Did President Trump grant the CIA an additional 3 1/2 years of secrecy on its JFK assassination-related records because he truly believed that “national security” was at stake? Or did Trump grant the CIA’s request for continued secrecy as part of a negotiated bargain that Trump reached with the CIA?
Consider the following tweets that Trump sent out the week before October 26, 2017, when the 25-year deadline set by the JFK Records Act was set to expire:
October 21: “Subject to the receipt of further information, I will be allowing, as President, the long blocked and classified JFK FILES to be opened.”
October 25: “The long anticipated release of the #JFKFiles will take place tomorrow. So interesting!
Notice something important here: Trump makes no mention of any request by the CIA for continued secrecy. How likely is it that the CIA had not made such a request prior to that week? Not likely at all. It is inconceivable that the CIA would wait until October 26, rush into Trump’s office and declare, “Mr. President, we totally forgot about the deadline set 25 years ago and we need an additional time to review the records.” (As an interesting aside, notice that neither Trump, the CIA, nor the National Archives has disclosed to the public any written request by the CIA or any other federal agency for continued secrecy of the JFK assassination-related records.)

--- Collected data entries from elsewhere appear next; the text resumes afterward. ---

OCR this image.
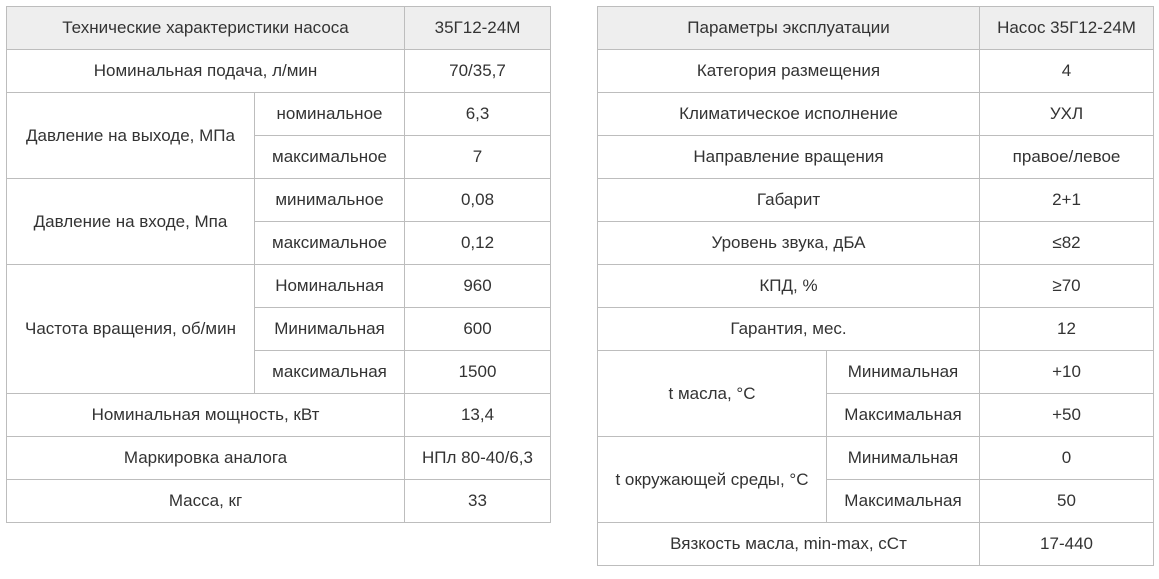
Технические характеристики насоса		35Г12-24М
Номинальная подача, л/мин		70/35,7
Давление на выходе, МПа	номинальное	6,3
	максимальное	7
Давление на входе, Мпа	минимальное	0,08
	максимальное	0,12
Частота вращения, об/мин	Номинальная	960
	Минимальная	600
	максимальная	1500
Номинальная мощность, кВт		13,4
Маркировка аналога		НПл 80-40/6,3
Масса, кг		33
Параметры эксплуатации		Насос 35Г12-24М
Категория размещения		4
Климатическое исполнение		УХЛ
Направление вращения		правое/левое
Габарит		2+1
Уровень звука, дБА		≤82
КПД, %		≥70
Гарантия, мес.		12
t масла, °С	Минимальная	+10
	Максимальная	+50
t окружающей среды, °С	Минимальная	0
	Максимальная	50
Вязкость масла, min-max, сСт		17-440
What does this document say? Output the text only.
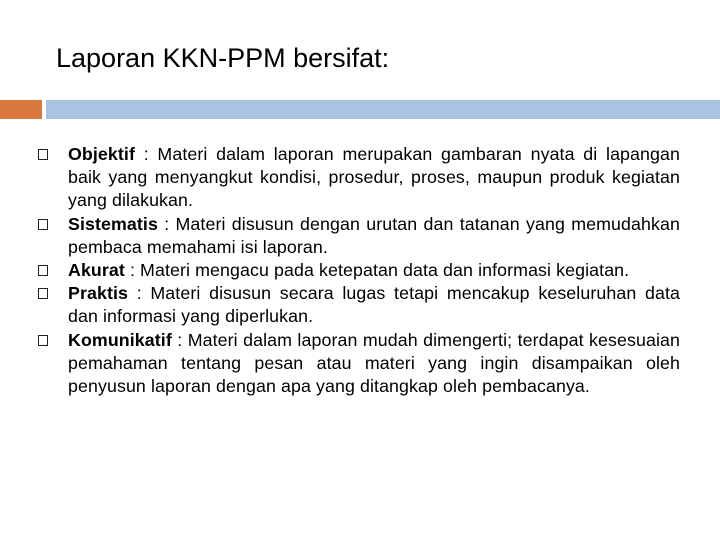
Laporan KKN-PPM bersifat:
Objektif : Materi dalam laporan merupakan gambaran nyata di lapangan baik yang menyangkut kondisi, prosedur, proses, maupun produk kegiatan yang dilakukan.
Sistematis : Materi disusun dengan urutan dan tatanan yang memudahkan pembaca memahami isi laporan.
Akurat : Materi mengacu pada ketepatan data dan informasi kegiatan.
Praktis : Materi disusun secara lugas tetapi mencakup keseluruhan data dan informasi yang diperlukan.
Komunikatif : Materi dalam laporan mudah dimengerti; terdapat kesesuaian pemahaman tentang pesan atau materi yang ingin disampaikan oleh penyusun laporan dengan apa yang ditangkap oleh pembacanya.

There is another possible explanation for what was going on during the week of October 26. As I pointed out my October 27, 2017, article “The JFK Cover-Up Continues,” the possibility exists that Trump was negotiating with the CIA and taking the matter to the brink with his two tweets — that is, that Trump knew that continued secrecy was critically important to the CIA but that he wanted something in return. You know, The Art of the Deal.
If that is what was happening, then Trump was likely communicating to the CIA with his tweets, “Give me what I want or I release the records.” That would mean that at the last minute the CIA caved and gave Trump what he wanted, which would explain why Trump suddenly changed his mind on October 26 and granted another six months of secrecy, contrary to what his two tweets indicated he would do immediately prior to that October 26 deadline.
What was something that would have been important to Trump that the CIA could have given him? As I indicated in my October 27 article, what would have been important to Trump would have been an exoneration in the Russia investigation, at the very least with respect to Congress and maybe, hopefully, even with respect to the investigation being conducted by the special counsel and former FBI Director Robert Mueller. As part of the deal, Trump would have demanded that the CIA exercise its considerable power and influence to bring one and hopefully both investigations to a satisfactory conclusion.
Why only six months of secrecy back in October? Because as I indicated in my October 27 article, Trump would have wanted a guarantee that the CIA would live up to its end of the bargain. If the CIA didn’t deliver at its end, Trump could still order a release of the records in April. If the CIA delivered, Trump could grant its request for additional secrecy when the April deadline came.
On April 26, the day that the six-month extension expired, Trump granted the CIA another 2 1/2 years of secrecy. Maybe it’s just a coincidence but one day later, April 27, the House Intelligence Committee released its final report exonerating Trump in its investigation into the Russia brouhaha.